Manual Printing in InDesign

The process of creating printer spreads from layout spreads is called imposition. Manual imposition used to be the only way to produce your final book from InDesign. Luckily there is the “Booklet Printing” feature to make your lives easier these days.

But, sometimes this method isn’t what you need. Perhaps you want to take a PDF to a printer who doesn’t have InDesign? or the business center simply doesn’t know how to use the “Print Booklet” feature? In this case, you’ll need to manually impose your pages. The good news? It’s easier than you think!

**Before you get started, save your file as a NEW name (something like “booklet_printer_spreads.indd”). This way you still have your original file easily accessible without all the pages moved around for this process.


The Process

1. Evaluate Page Numbers

How many pages are in your booklet? In the example (below), there are 24 single pages (12 spreads). When the document is printed (on both sides) and folded – it will only be 6 pages at the printer.

Please remember that you need to make sure you have an EVEN amount of “spreads” (there are 2 pages in a spread) for the booklet to print properly. Otherwise, you won’t be able to print all your pages front to back. This means your booklet needs to be created with 4 individual pages in mind (8 pages, 12 pages, 16 pages, 20 pages, 24 pages and so on).


2. Make a Dummy

You will need to create a dummy version of your booklet to ensure you move your pages around in your InDesign document properly.

Let’s go through the process together

In keeping with the example above, grab 6 sheets of paper and stack them together. Fold the stack of sheets in half all at once to mimic the final booklet.

Number all your pages (including the covers).

Keep numbering until you’ve reached the end of your booklet with the last page being the backcover (page 24)

3. Number your pages in InDesign

Next, you will want to number all of your pages in InDesign with big giant letters. Put them on a new layer so it will be easy to delete in the end. This will help you keep track of your pages when you begin to move them around. I normally design with the cover and back cover next to each other, so this first spread (below) represents these pages side-by-side and ready for the printer. The following pages will have to be moved to enable imposition to occur.

I normally design with the cover and back cover next to each other, so this first spread (below) represents these pages side-by-side and ready for the printer. The subsequent pages of the book will need to be moved to enable imposition to occur. This is where the numbering will come in handy.

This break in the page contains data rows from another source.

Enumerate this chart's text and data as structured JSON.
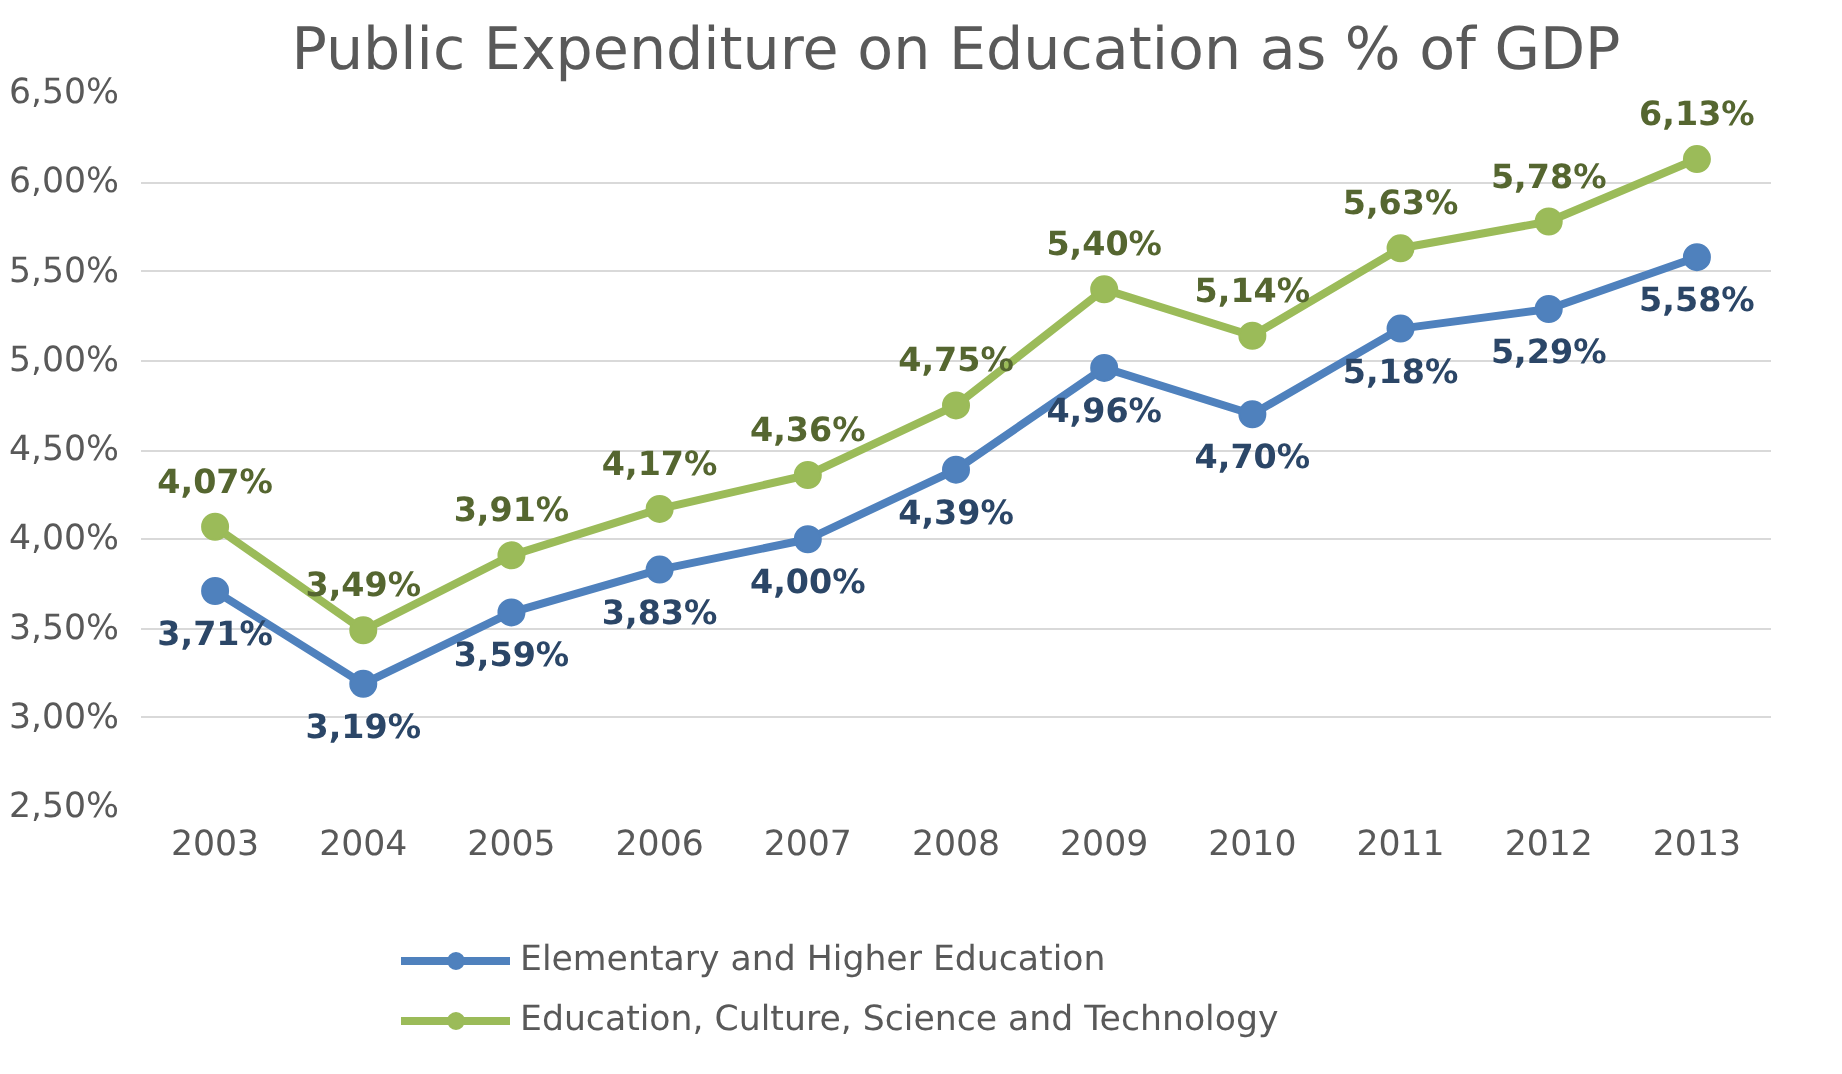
{
  "chart_data": {
    "type": "line",
    "title": "Public Expenditure on Education as % of GDP",
    "categories": [
      "2003",
      "2004",
      "2005",
      "2006",
      "2007",
      "2008",
      "2009",
      "2010",
      "2011",
      "2012",
      "2013"
    ],
    "series": [
      {
        "name": "Elementary and Higher Education",
        "color": "#4f81bd",
        "values": [
          3.71,
          3.19,
          3.59,
          3.83,
          4.0,
          4.39,
          4.96,
          4.7,
          5.18,
          5.29,
          5.58
        ],
        "value_labels": [
          "3,71%",
          "3,19%",
          "3,59%",
          "3,83%",
          "4,00%",
          "4,39%",
          "4,96%",
          "4,70%",
          "5,18%",
          "5,29%",
          "5,58%"
        ]
      },
      {
        "name": "Education, Culture, Science and Technology",
        "color": "#9bbb59",
        "values": [
          4.07,
          3.49,
          3.91,
          4.17,
          4.36,
          4.75,
          5.4,
          5.14,
          5.63,
          5.78,
          6.13
        ],
        "value_labels": [
          "4,07%",
          "3,49%",
          "3,91%",
          "4,17%",
          "4,36%",
          "4,75%",
          "5,40%",
          "5,14%",
          "5,63%",
          "5,78%",
          "6,13%"
        ]
      }
    ],
    "ylim": [
      2.5,
      6.5
    ],
    "yticks": [
      {
        "value": 2.5,
        "label": "2,50%"
      },
      {
        "value": 3.0,
        "label": "3,00%"
      },
      {
        "value": 3.5,
        "label": "3,50%"
      },
      {
        "value": 4.0,
        "label": "4,00%"
      },
      {
        "value": 4.5,
        "label": "4,50%"
      },
      {
        "value": 5.0,
        "label": "5,00%"
      },
      {
        "value": 5.5,
        "label": "5,50%"
      },
      {
        "value": 6.0,
        "label": "6,00%"
      },
      {
        "value": 6.5,
        "label": "6,50%"
      }
    ],
    "grid": "y",
    "legend": "bottom",
    "marker": "circle",
    "line_style": "solid"
  }
}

Go through the entire document and put the big clunky numbers on each page. It will be worth it in the end, I promise!

4. The matching game

Now, you will need to OPEN UP your booklet into separate the pages so that you can see what page number should be printed next to the other. You will need to go through these pages methodically (one at a time) while you match them up with your InDesign pages (via the “Pages” dialogue box).

Simply grab on the individual page, and drag it to the appropriate partner.

Manual imposition printing InDesign CC 10

Continue this throughout your document as follows.

Manual imposition printing InDesign CC 11

Manual imposition printing InDesign CC 12

Keep matching your pages until you reach the end of the document

You will know you’ve moved your pages correctly if the middle spread of your book is lined up as the last two page in InDesign (12 and 13 in this example)

Manual imposition printing InDesign CC 13

5. Delete numbers. Save. Print.

Now you can go through and delete out all the number in the InDesign document that you used for reference. If you thought ahead – and put your numbers on a different layer, you can simply “hide” the layer.

Don’t forget to Save!

Your pages can now be printed on the same sheet, folded, and collated in the appropriate order. Choose File > Export (and choose Adobe PDF). Remember to check the “spreads” box or else you’ll only get single pages.

Take your PDF to any printer/lab and print the document out of Adobe Acrobat. Print two sided. Fold. Staple at the top and bottom. Breath and relax.

How to print double sided?

Sometimes you don’t have access to a duplex printer (a printer that automatically prints front to back for you). What do you do?
Choose the “Print Odd Pages” and “Print Even Pages” options out of Acrobat. After one set is printed, flip over the pages, load it in the printer, and print the rest of the pages. For best results, print a test document to see which direction and order the pages should be added to the printer.